Anne menegaskan bahwa impor tetap diperlukan, khususnya untuk jenis bahan baku tertentu yang belum tersedia di dalam negeri atau belum memenuhi standar mutu global. Keterbatasan pengembangan produk (product development) di sebagian pabrik lokal membuat sejumlah merek internasional masih bergantung pada bahan baku impor untuk memenuhi spesifikasi teknis dan aspek keberlanjutan.
“Pengembangan produk kita masih terbatas. Itu sebabnya beberapa merek global masih memilih menggunakan bahan impor,” tegas Anne.
Menurut Anne, kemampuan industri lokal pada dasarnya ada, namun belum merata. Tantangan terbesar terletak pada pemenuhan standar Environmental, Social, and Governance (ESG), yang mencakup aspek lingkungan, sosial, hingga penggunaan energi ramah lingkungan. Banyak pabrik, kata dia, belum mampu memenuhi seluruh persyaratan tersebut secara utuh.
“Jika standar lingkungan, perizinan, upah minimum, hingga penggunaan energi non-pool bisa dipenuhi, produk dalam negeri sebenarnya berpeluang besar diterima oleh merek internasional,” tegasnya.
Dalam praktiknya, kata dia, bahan kain untuk memenuhi pesanan merek global masih banyak yang harus diimpor. Hal ini disebabkan sebagian pabrik lokal belum mampu menghasilkan kain dengan kualitas yang konsisten sesuai standar global, terutama untuk segmen performance fabric dan sustainable textile.
“Kita sebenarnya kompetitif, tetapi kapasitas produksi belum cukup besar dan kecepatannya juga masih terbatas,” kata Anne.
Di sisi lain, kebutuhan untuk busana muslim dan kerudung, menurut Anne, sebagian besar sudah dapat dipenuhi oleh produksi dalam negeri. Namun untuk jenis kain tertentu yang memerlukan teknologi finishing khusus atau karakter handfeel tertentu, impor masih tetap diperlukan karena tidak semua pabrik lokal memiliki fasilitas produksi yang memadai.
“Secara kapasitas sebenarnya bisa, tetapi untuk spesifikasi tertentu masih harus mengandalkan impor,” ujarnya.

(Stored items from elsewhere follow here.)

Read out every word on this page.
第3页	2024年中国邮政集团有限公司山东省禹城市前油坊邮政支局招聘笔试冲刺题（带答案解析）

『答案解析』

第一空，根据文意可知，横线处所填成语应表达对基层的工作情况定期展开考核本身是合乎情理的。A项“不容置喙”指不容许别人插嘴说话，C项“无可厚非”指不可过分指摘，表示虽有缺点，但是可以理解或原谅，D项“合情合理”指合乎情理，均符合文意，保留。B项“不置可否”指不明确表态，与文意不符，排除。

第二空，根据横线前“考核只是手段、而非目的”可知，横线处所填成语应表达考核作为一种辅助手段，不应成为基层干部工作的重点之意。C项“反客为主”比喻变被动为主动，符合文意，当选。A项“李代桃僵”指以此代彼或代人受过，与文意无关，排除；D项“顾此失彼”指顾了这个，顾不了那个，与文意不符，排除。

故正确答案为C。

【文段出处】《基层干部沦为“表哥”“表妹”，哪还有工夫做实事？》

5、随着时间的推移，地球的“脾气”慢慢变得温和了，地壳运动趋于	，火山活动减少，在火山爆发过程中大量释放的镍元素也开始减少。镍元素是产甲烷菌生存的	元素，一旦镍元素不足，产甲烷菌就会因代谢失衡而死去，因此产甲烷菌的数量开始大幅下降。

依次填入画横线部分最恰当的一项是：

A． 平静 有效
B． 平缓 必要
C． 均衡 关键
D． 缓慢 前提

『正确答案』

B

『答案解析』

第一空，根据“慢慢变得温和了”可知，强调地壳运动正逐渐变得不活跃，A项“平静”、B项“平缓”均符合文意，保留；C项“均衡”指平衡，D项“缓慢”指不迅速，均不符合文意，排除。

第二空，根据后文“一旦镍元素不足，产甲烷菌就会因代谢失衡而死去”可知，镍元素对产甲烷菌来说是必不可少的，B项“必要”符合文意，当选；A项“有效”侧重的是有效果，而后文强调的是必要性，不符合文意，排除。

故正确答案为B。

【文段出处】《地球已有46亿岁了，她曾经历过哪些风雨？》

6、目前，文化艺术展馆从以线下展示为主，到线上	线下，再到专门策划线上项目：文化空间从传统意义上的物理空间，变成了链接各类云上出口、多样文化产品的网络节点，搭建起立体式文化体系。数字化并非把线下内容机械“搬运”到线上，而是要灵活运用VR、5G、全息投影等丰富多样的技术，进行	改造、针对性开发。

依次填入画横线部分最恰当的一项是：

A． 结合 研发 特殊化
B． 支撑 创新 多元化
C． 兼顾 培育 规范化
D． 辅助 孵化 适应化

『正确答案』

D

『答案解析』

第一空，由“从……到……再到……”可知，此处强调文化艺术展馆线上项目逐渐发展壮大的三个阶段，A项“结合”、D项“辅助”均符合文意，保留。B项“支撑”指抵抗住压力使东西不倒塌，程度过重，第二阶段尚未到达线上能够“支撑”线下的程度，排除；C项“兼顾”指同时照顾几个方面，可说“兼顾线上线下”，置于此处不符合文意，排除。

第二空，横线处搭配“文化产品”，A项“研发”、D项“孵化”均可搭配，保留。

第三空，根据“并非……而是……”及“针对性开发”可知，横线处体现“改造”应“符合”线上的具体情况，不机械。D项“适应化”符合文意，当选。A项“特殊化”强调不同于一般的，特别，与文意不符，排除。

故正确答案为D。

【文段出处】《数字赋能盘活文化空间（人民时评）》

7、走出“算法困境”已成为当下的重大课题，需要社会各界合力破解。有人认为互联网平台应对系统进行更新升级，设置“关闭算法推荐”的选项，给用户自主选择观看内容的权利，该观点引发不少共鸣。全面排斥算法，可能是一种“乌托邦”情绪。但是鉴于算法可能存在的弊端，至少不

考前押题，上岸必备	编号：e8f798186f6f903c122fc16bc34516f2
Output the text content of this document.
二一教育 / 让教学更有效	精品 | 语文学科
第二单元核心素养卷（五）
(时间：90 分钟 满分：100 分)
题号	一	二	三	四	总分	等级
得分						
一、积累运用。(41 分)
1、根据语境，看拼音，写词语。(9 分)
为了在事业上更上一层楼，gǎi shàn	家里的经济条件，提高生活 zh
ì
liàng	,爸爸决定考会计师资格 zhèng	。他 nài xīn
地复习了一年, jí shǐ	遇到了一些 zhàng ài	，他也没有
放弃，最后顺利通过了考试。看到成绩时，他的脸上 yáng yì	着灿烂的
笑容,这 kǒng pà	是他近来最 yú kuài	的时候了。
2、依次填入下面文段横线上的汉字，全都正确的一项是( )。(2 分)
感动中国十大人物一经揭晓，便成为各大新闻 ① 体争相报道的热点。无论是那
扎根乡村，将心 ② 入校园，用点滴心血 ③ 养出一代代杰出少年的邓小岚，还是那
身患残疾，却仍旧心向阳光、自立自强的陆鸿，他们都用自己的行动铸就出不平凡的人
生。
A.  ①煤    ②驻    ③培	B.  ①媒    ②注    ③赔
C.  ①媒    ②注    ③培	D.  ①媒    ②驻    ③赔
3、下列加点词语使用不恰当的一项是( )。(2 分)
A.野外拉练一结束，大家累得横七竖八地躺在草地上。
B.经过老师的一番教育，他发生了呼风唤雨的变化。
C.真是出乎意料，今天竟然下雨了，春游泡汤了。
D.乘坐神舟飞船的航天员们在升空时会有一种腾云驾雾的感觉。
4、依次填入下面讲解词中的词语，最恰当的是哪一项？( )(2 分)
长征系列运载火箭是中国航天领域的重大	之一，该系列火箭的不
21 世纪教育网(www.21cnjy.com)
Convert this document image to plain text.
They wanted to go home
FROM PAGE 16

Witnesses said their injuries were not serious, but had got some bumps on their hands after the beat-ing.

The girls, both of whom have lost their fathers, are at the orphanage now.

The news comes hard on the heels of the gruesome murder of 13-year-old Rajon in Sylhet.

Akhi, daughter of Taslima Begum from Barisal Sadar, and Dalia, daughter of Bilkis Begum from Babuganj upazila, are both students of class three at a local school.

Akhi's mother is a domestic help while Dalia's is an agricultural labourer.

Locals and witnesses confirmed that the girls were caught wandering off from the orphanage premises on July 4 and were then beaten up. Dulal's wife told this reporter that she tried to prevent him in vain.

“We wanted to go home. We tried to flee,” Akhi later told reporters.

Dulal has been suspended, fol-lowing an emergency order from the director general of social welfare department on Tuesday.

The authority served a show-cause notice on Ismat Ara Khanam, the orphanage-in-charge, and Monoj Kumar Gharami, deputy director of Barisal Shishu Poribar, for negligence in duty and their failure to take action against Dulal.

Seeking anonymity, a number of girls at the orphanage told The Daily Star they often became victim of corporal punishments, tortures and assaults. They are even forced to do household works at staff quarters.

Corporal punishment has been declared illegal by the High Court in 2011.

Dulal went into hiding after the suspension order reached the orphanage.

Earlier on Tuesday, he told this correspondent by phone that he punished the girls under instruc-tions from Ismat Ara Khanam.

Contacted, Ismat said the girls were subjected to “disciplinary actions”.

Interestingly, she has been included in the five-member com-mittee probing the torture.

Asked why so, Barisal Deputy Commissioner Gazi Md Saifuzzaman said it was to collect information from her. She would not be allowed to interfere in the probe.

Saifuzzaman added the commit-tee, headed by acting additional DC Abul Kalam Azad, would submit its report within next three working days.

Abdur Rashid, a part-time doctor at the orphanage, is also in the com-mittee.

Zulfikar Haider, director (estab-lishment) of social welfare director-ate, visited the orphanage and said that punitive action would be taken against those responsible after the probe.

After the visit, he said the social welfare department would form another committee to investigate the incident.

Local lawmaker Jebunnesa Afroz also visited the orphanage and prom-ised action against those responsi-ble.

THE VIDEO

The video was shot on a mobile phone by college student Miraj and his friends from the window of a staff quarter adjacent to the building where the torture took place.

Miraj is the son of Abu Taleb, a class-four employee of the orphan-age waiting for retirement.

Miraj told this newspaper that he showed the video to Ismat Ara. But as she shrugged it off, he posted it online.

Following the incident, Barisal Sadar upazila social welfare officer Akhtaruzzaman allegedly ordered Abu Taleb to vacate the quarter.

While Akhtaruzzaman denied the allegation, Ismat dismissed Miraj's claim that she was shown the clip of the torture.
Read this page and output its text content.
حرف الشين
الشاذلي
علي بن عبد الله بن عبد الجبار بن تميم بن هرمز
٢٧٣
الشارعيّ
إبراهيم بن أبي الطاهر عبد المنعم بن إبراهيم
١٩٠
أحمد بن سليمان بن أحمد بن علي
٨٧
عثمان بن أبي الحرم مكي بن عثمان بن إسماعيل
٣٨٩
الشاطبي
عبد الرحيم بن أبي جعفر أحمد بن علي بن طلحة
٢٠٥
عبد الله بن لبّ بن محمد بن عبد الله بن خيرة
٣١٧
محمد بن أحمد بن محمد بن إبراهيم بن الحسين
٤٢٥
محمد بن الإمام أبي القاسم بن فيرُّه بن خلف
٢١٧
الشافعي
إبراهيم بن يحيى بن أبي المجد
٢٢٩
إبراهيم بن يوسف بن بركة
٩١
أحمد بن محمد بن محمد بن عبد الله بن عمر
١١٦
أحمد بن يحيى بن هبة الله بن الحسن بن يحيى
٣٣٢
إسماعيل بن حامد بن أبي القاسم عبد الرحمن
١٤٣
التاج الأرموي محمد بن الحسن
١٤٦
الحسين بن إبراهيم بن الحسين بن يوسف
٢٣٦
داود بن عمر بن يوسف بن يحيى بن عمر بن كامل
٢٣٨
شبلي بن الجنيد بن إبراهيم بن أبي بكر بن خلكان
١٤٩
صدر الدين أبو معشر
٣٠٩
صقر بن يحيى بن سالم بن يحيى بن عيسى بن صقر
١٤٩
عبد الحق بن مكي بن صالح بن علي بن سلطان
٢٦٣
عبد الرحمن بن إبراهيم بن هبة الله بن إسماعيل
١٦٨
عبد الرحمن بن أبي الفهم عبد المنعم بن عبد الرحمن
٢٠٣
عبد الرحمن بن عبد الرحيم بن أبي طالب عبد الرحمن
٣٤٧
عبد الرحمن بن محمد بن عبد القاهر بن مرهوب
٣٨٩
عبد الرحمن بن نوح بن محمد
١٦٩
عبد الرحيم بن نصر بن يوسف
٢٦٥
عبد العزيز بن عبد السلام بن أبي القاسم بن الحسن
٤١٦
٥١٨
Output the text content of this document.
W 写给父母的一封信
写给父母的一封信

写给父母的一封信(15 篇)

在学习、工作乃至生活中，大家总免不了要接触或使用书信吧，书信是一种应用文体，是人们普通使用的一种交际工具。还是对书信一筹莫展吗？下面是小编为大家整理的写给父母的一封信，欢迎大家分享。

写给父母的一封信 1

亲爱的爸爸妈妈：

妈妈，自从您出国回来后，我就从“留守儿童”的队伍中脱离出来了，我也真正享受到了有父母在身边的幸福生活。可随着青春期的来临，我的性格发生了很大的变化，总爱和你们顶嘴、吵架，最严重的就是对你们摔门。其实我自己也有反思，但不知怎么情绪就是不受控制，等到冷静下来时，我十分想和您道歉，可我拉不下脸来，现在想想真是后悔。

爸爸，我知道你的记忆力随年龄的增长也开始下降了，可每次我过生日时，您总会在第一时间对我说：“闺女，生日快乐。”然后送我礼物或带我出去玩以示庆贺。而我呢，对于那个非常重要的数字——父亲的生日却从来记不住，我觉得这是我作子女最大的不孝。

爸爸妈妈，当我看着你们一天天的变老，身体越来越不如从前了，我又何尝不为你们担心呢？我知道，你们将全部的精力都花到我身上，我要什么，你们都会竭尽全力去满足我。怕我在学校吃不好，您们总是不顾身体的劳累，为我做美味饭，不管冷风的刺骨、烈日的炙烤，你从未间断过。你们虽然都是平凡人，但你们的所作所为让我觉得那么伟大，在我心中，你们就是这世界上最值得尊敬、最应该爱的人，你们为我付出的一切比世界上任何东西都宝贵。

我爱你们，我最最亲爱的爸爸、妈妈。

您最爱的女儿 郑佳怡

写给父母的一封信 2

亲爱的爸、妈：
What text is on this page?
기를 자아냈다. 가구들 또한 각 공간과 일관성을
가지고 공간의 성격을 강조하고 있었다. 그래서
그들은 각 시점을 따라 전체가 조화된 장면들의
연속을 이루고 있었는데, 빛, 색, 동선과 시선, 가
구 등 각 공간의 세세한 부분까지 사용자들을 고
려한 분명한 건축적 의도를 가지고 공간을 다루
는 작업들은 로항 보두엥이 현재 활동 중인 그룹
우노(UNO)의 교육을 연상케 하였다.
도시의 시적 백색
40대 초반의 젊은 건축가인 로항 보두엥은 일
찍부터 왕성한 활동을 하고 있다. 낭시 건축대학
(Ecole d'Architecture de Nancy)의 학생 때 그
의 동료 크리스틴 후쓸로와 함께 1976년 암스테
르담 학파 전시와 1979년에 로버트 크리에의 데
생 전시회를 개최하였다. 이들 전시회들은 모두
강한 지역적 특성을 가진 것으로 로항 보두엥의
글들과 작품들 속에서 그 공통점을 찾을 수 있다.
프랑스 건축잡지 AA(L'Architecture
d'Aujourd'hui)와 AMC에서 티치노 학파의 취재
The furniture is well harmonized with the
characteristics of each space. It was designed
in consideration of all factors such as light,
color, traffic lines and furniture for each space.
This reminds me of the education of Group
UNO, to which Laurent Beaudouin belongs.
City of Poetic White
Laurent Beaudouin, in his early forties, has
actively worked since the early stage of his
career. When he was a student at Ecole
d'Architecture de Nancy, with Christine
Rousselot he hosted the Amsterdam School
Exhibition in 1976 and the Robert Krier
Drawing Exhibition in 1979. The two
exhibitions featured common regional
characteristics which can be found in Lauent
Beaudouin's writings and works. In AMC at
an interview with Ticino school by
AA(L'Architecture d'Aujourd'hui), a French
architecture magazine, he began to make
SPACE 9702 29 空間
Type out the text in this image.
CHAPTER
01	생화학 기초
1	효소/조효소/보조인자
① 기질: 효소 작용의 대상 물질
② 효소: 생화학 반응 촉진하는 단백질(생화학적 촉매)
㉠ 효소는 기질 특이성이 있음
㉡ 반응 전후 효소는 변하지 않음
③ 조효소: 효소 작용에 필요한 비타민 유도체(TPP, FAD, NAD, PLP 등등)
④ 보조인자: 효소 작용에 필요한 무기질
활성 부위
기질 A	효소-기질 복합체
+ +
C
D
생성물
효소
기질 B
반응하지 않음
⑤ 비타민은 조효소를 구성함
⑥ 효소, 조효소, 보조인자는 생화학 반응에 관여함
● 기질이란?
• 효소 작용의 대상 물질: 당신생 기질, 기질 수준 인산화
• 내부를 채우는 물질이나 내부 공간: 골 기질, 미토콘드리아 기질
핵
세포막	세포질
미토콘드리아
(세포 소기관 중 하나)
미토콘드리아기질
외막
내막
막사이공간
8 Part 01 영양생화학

Anne juga menilai bahwa penguatan industri lokal dan terjaminnya ketersediaan bahan baku akan berkontribusi dalam menekan ketergantungan pasar terhadap produk pakaian bekas impor atau thrifting. Namun, ia menegaskan bahwa penurunan thrifting tidak hanya bergantung pada produksi dalam negeri, melainkan juga memerlukan penegakan regulasi yang konsisten serta perubahan perilaku pasar.
“Jika daya saing meningkat dan pasokan lokal kuat, thrifting pasti berkurang. Tetapi tetap dibutuhkan kepastian regulasi,” pungkasnya.
Menkeu Purbaya Yudhi Sadewa bersama Ketua Umum AGTI Anne Patricia Sutanto.